Mar 10, 2007 21:31
So I went to the machine shop for the first time tonight. I've never felt so out of place in my life. I had on a nice blue/gray striped sweater and jeans and everyone there was wearing black t-shirts or little tank tops with their bras showing. I guess you could say I stood out like a sore thumb. Yea, so it wasnt my idea to go. My friend Adam had tickets and asked me to go and I figured it would be interesting. The minute we walked in the door this girl comes up to him and starts giving him dirty looks. Then she starts asking him why is he there because he supposely hated the place. Turns out it is his ex girlfriend that he broke up with a month ago.
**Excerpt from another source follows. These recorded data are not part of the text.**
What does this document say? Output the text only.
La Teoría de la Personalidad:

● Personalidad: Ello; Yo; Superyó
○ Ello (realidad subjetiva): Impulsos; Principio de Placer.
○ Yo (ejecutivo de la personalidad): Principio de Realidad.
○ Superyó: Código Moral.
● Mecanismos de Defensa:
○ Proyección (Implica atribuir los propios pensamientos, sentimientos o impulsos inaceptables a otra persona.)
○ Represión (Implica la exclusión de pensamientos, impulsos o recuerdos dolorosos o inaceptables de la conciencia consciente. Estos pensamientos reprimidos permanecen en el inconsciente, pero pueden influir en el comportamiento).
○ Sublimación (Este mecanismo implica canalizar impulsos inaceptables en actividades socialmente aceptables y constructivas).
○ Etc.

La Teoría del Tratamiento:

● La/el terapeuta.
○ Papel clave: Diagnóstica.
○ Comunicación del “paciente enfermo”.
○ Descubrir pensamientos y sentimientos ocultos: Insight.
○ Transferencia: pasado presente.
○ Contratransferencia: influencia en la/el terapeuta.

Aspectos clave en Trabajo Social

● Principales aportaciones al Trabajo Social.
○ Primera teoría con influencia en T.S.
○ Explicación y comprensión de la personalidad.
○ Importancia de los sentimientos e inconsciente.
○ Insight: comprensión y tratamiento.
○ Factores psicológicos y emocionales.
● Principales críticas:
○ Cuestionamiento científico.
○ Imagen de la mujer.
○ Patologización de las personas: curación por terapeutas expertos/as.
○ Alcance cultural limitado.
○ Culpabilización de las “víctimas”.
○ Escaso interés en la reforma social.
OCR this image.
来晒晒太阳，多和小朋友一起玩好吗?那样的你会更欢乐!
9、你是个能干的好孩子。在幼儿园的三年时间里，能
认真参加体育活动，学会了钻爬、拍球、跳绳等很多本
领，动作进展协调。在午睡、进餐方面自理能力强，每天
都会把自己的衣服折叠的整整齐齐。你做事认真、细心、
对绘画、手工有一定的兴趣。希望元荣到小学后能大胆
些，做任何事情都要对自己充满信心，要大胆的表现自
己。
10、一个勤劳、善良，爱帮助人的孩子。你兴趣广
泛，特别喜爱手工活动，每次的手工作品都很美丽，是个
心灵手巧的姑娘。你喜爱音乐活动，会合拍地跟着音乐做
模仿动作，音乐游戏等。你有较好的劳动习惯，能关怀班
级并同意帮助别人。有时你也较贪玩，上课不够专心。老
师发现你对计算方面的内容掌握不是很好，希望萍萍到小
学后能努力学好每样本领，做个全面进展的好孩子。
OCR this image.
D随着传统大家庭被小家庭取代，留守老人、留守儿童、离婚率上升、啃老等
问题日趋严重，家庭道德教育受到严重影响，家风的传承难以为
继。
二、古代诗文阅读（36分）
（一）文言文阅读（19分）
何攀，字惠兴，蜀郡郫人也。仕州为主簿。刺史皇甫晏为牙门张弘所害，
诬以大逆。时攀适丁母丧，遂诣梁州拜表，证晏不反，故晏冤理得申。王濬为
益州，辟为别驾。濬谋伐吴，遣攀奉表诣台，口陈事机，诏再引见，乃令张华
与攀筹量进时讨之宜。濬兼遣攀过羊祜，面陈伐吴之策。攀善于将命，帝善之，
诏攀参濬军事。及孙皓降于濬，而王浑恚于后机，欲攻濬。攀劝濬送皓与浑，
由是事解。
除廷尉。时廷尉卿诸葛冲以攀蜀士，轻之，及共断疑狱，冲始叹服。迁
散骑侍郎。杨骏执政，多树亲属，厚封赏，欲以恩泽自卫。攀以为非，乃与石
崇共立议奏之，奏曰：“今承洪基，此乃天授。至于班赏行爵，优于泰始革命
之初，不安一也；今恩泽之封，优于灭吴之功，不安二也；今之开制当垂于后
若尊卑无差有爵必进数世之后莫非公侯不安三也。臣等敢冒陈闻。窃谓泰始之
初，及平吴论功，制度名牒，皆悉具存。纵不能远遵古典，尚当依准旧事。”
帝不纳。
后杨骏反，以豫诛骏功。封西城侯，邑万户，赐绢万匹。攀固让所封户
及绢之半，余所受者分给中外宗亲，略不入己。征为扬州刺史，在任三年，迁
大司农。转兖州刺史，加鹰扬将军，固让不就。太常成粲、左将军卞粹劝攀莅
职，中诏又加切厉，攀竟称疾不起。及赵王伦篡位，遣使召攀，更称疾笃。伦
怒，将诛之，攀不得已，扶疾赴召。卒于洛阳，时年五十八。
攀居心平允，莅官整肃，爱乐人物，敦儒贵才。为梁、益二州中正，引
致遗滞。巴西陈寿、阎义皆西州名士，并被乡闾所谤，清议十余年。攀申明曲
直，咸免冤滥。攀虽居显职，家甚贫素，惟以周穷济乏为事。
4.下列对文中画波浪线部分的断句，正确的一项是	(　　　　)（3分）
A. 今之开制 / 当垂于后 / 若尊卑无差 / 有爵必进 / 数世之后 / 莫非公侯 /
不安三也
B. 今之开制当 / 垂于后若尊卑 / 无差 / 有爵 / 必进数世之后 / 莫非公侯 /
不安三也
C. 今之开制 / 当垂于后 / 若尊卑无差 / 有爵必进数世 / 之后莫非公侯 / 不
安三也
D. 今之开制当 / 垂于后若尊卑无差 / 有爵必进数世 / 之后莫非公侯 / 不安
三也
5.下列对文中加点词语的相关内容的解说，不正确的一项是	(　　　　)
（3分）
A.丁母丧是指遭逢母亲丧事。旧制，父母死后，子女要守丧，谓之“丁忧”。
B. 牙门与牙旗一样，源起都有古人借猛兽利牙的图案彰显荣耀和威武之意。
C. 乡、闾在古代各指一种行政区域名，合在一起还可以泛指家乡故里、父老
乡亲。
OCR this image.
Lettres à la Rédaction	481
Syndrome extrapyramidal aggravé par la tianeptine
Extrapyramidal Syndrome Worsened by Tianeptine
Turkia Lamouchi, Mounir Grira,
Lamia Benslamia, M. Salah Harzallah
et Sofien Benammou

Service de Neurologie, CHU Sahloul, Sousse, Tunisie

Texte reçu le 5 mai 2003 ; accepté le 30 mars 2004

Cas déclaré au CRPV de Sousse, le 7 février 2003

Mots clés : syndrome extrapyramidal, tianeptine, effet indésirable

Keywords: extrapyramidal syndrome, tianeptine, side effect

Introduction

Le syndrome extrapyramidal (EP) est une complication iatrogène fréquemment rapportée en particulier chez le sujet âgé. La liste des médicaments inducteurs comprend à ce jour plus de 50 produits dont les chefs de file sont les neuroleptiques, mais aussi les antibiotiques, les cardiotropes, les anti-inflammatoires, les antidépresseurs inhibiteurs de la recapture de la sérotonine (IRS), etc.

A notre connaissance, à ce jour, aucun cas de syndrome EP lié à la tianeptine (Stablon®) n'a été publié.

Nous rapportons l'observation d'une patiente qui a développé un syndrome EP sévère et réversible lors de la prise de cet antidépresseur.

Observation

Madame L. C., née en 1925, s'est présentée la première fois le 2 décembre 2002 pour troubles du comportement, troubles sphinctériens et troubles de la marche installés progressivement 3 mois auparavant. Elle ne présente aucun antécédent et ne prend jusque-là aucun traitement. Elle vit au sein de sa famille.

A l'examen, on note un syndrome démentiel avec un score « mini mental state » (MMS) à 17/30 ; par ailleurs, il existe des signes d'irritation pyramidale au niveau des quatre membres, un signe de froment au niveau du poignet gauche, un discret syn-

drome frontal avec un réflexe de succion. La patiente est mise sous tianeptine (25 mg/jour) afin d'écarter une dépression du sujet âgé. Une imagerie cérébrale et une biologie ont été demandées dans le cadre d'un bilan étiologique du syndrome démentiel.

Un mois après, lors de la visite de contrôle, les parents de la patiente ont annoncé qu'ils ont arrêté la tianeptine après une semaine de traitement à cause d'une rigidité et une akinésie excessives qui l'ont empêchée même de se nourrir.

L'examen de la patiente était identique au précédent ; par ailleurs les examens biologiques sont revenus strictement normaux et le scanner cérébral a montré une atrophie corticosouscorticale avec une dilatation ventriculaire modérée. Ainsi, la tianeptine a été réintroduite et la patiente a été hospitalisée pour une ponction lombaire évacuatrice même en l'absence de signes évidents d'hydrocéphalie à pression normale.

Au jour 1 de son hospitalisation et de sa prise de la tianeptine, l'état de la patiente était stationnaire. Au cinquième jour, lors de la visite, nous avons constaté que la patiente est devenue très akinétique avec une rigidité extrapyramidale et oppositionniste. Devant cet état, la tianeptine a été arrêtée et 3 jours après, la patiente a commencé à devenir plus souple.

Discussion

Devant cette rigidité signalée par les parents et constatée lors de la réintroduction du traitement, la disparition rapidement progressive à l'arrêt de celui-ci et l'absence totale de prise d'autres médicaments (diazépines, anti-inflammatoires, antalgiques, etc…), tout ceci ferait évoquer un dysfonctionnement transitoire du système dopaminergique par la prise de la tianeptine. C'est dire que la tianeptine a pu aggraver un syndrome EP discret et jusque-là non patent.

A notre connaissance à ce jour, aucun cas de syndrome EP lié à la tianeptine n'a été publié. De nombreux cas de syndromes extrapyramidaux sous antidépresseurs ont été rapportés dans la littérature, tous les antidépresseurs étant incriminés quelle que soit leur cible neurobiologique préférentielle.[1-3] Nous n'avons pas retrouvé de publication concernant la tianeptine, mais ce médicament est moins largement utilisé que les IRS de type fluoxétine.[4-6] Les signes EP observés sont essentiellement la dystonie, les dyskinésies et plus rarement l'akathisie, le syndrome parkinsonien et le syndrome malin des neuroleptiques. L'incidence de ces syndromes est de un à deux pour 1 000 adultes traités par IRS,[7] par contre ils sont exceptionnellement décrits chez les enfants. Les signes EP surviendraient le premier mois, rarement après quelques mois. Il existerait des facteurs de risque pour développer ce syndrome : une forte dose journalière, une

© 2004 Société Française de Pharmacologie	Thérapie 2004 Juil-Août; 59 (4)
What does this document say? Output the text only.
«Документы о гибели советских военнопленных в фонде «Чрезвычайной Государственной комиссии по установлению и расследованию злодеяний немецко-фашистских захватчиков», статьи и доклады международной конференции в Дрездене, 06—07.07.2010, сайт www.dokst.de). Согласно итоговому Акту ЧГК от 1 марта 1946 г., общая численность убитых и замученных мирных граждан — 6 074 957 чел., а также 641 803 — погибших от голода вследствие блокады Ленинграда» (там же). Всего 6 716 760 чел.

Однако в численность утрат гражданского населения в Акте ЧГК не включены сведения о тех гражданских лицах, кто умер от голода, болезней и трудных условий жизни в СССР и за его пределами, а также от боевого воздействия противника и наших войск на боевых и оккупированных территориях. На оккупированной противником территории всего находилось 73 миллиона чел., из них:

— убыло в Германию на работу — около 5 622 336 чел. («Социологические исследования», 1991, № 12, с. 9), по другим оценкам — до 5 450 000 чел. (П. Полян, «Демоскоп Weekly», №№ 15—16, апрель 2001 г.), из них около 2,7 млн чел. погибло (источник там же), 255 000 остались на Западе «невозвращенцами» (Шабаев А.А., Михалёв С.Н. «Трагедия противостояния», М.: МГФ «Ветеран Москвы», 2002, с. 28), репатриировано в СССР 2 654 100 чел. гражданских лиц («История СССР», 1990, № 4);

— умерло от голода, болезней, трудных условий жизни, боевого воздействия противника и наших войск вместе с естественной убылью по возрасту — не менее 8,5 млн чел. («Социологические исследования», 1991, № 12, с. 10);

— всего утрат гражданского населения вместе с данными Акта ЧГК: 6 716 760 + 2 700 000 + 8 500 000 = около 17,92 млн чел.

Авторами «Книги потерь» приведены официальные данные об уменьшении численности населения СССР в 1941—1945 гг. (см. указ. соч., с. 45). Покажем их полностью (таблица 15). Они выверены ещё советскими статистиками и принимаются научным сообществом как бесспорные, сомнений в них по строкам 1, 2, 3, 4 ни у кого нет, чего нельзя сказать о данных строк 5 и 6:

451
Now this might be a long shot, but I think he purposely got tickets and purposely wanted me to go to piss her off/make her jealous. The funny thing is we arent even dating but its like he wanted her to think we were. I was so disgusted that after a half hour I told him I felt sick and asked him to take me home. Its getting pretty bad that I can't even trust my guy friends anymore. They just use me to make another girl jealous. I felt sorry for the girl. If my boyfriend or ex boyfriend did that to me, I'd be angry.
I'm pissed that I gave up a Saturday evening for this. I could have been with my puppy or catching up on my homework. Anything would have been better and more productive.
Ugh, I wish 2 weeks would go by faster....I miss my baby and I want to be cuddling with him watching Friends re-runs.